O presidente francês, que chegou pouco antes das 04h30 a Bagdá, viaja acompanhado do ministro da Defesa, Jean-Yves Le Drian.

Durante a tarde, irá a Arbil, na região autônoma curda (norte), onde estão mobilizadas as forças especiais francesas que aconselham os peshmergas curdos na luta pela reconquista de Mossul.

A França é o segundo maior sócio da coalizão militar contra o EI, depois dos Estados Unidos.
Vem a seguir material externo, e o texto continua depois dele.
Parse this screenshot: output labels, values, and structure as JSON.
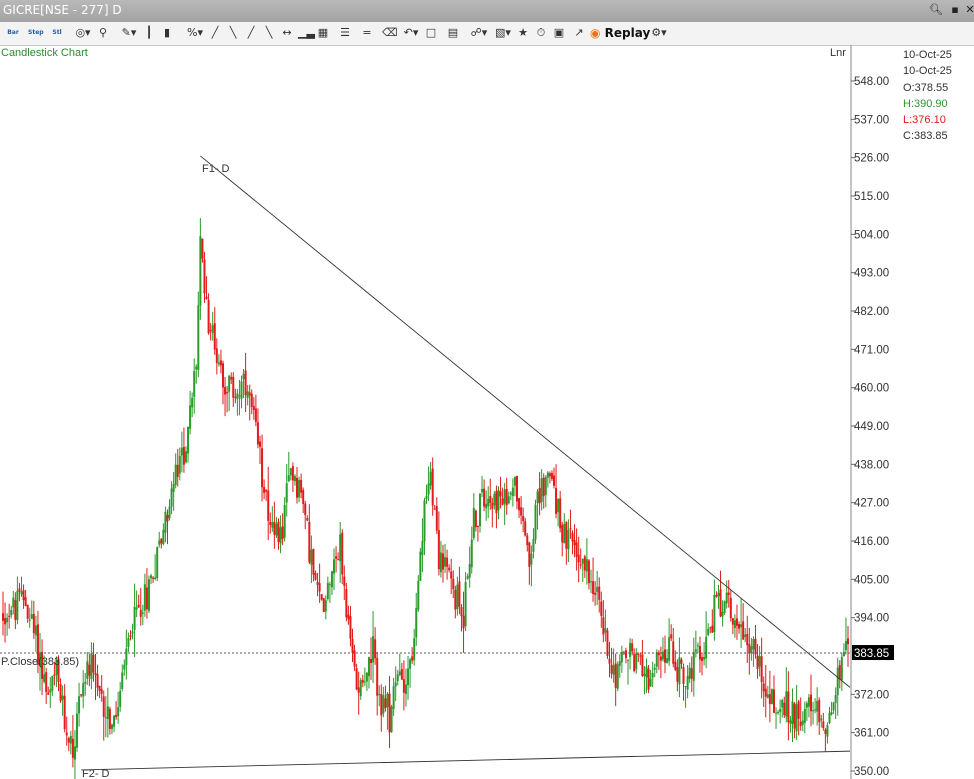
{
  "window": {
    "title": "GICRE[NSE - 277] D",
    "controls": [
      "search-icon",
      "minimize-icon",
      "close-icon"
    ]
  },
  "toolbar": {
    "items": [
      "bar-chart-icon",
      "step-chart-icon",
      "line-chart-icon",
      "target-icon",
      "pin-icon",
      "pen-icon",
      "ohlc-icon",
      "percent-icon",
      "draw-icon",
      "ruler-icon",
      "trendline-icon",
      "arrow-icon",
      "volume-icon",
      "cube-icon",
      "fib-icon",
      "parallel-icon",
      "eraser-icon",
      "undo-icon",
      "note-icon",
      "doc-icon",
      "link-icon",
      "layout-icon",
      "star-icon",
      "alert-icon",
      "delete-icon",
      "indicator-icon"
    ],
    "small_labels": [
      "Bar",
      "Step",
      "Stl"
    ],
    "replay_label": "Replay",
    "settings": "gear-icon"
  },
  "chart_label": "Candlestick Chart",
  "scale_mode": "Lnr",
  "ohlc": {
    "date1": "10-Oct-25",
    "date2": "10-Oct-25",
    "open": "O:378.55",
    "high": "H:390.90",
    "low": "L:376.10",
    "close": "C:383.85"
  },
  "colors": {
    "up": "#2a9a2a",
    "down": "#e21a1a",
    "trend": "#333333",
    "high_color": "#2a9a2a",
    "low_color": "#e21a1a"
  },
  "chart_data": {
    "type": "candlestick",
    "symbol": "GICRE",
    "y_axis_ticks": [
      "548.00",
      "537.00",
      "526.00",
      "515.00",
      "504.00",
      "493.00",
      "482.00",
      "471.00",
      "460.00",
      "449.00",
      "438.00",
      "427.00",
      "416.00",
      "405.00",
      "394.00",
      "383.85",
      "372.00",
      "361.00",
      "350.00"
    ],
    "ylim": [
      348,
      553
    ],
    "last_price": 383.85,
    "prev_close_label": "P.Close(383.85)",
    "fractal_labels": [
      "F1- D",
      "F2- D"
    ],
    "trendlines": [
      {
        "name": "resistance",
        "from_bar": 0,
        "from_price": 526.5,
        "to_bar": 1,
        "to_price": 374
      },
      {
        "name": "support",
        "from_bar": 0,
        "from_price": 350.3,
        "to_bar": 1,
        "to_price": 355.7
      }
    ],
    "anchors": [
      [
        0,
        395
      ],
      [
        6,
        397
      ],
      [
        10,
        400
      ],
      [
        16,
        388
      ],
      [
        22,
        370
      ],
      [
        26,
        378
      ],
      [
        30,
        364
      ],
      [
        34,
        356
      ],
      [
        38,
        374
      ],
      [
        42,
        380
      ],
      [
        46,
        372
      ],
      [
        50,
        368
      ],
      [
        54,
        362
      ],
      [
        58,
        376
      ],
      [
        62,
        390
      ],
      [
        66,
        397
      ],
      [
        70,
        401
      ],
      [
        74,
        410
      ],
      [
        78,
        420
      ],
      [
        82,
        430
      ],
      [
        86,
        438
      ],
      [
        90,
        447
      ],
      [
        94,
        468
      ],
      [
        96,
        500
      ],
      [
        100,
        480
      ],
      [
        104,
        470
      ],
      [
        108,
        462
      ],
      [
        112,
        458
      ],
      [
        116,
        460
      ],
      [
        120,
        456
      ],
      [
        124,
        442
      ],
      [
        128,
        430
      ],
      [
        132,
        415
      ],
      [
        136,
        420
      ],
      [
        140,
        437
      ],
      [
        144,
        432
      ],
      [
        148,
        420
      ],
      [
        152,
        402
      ],
      [
        156,
        398
      ],
      [
        160,
        410
      ],
      [
        164,
        414
      ],
      [
        168,
        390
      ],
      [
        172,
        376
      ],
      [
        176,
        378
      ],
      [
        180,
        383
      ],
      [
        184,
        368
      ],
      [
        188,
        366
      ],
      [
        192,
        377
      ],
      [
        196,
        377
      ],
      [
        200,
        386
      ],
      [
        204,
        418
      ],
      [
        208,
        438
      ],
      [
        212,
        412
      ],
      [
        216,
        407
      ],
      [
        220,
        400
      ],
      [
        224,
        396
      ],
      [
        228,
        418
      ],
      [
        232,
        426
      ],
      [
        236,
        432
      ],
      [
        240,
        428
      ],
      [
        244,
        426
      ],
      [
        248,
        434
      ],
      [
        252,
        426
      ],
      [
        256,
        412
      ],
      [
        260,
        426
      ],
      [
        264,
        436
      ],
      [
        268,
        432
      ],
      [
        272,
        418
      ],
      [
        276,
        415
      ],
      [
        280,
        412
      ],
      [
        284,
        408
      ],
      [
        288,
        404
      ],
      [
        292,
        390
      ],
      [
        296,
        380
      ],
      [
        300,
        380
      ],
      [
        304,
        384
      ],
      [
        308,
        382
      ],
      [
        312,
        380
      ],
      [
        316,
        377
      ],
      [
        320,
        382
      ],
      [
        324,
        385
      ],
      [
        328,
        380
      ],
      [
        332,
        376
      ],
      [
        336,
        380
      ],
      [
        340,
        384
      ],
      [
        344,
        392
      ],
      [
        348,
        400
      ],
      [
        352,
        398
      ],
      [
        356,
        394
      ],
      [
        360,
        390
      ],
      [
        364,
        386
      ],
      [
        368,
        380
      ],
      [
        372,
        372
      ],
      [
        376,
        368
      ],
      [
        380,
        368
      ],
      [
        384,
        366
      ],
      [
        388,
        368
      ],
      [
        392,
        366
      ],
      [
        396,
        366
      ],
      [
        400,
        363
      ],
      [
        404,
        370
      ],
      [
        408,
        381
      ],
      [
        410,
        383.85
      ]
    ]
  }
}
Desde 2014, lançou mais de 1.000 bombardeios e destruiu 1.700 alvos no Iraque e na Síria, os dois países onde o EI está implantado.

Além dos 14 caças de tipo Rafale baseados na Jordânia e nos Emirados Árabes Unidos, cerca de 500 soldados franceses fornecem aconselhamento, formação e apoio de artilharia no Iraque às tropas deste país que lutam para recuperar os territórios tomados pelos extremistas, incluindo a cidade de Mossul (norte).

Segurança máxima

A ofensiva lançada em outubro para retomar Mossul, a segunda cidade do Iraque, mobiliza a maioria das tropas iraquianas.

Apoiadas pelas forças aéreas da coalizão, elas enfrentam uma forte resistência dos extremistas.

O primeiro-ministro iraquiano, Haider al-Abadi, disse na semana passada que serão necessários "mais três meses" para "eliminar o EI".

"Estimamos que em Mossul serão necessários três meses, será longo, especialmente para proteger os civis e não atacar indiscriminadamente", estimou uma fonte diplomática francesa.

O presidente francês se reunirá em Bagdá com o presidente curdo da República, Fouad Massoum, com o primeiro-ministro xiita, Haider al-Abadi, e com o presidente sunita do Parlamento, Salim Al-Joubouri.

Sua visita, em segredo até o último momento, ocorre em meio a enormes medidas de segurança.

Nesta segunda-feira, ao menos 32 pessoas morreram na capital iraquiana em um atentado em um bairro xiita cometido por um suicida ao volante de um carro-bomba, dois dias depois de outro atentado que matou 27 pessoas em um mercado de Bagdá.

"Não terminamos com o terrorismo", advertiu Hollande no sábado durante seu último discurso por ocasião da véspera de Ano Novo.

Diante de seus revezes em terra em Iraque, Síria e Líbia, os extremistas multiplicaram os atentados nestes países, mas também na Europa.

Hollande, que não buscará a reeleição nas eleições presidenciais de abril de 2017 depois de um primeiro mandato impopular, se lançou na luta contra o terrorismo desde o início de seu mandato de cinco anos, multiplicando as intervenções militares no Mali, República Centro-Africana, Iraque e Síria.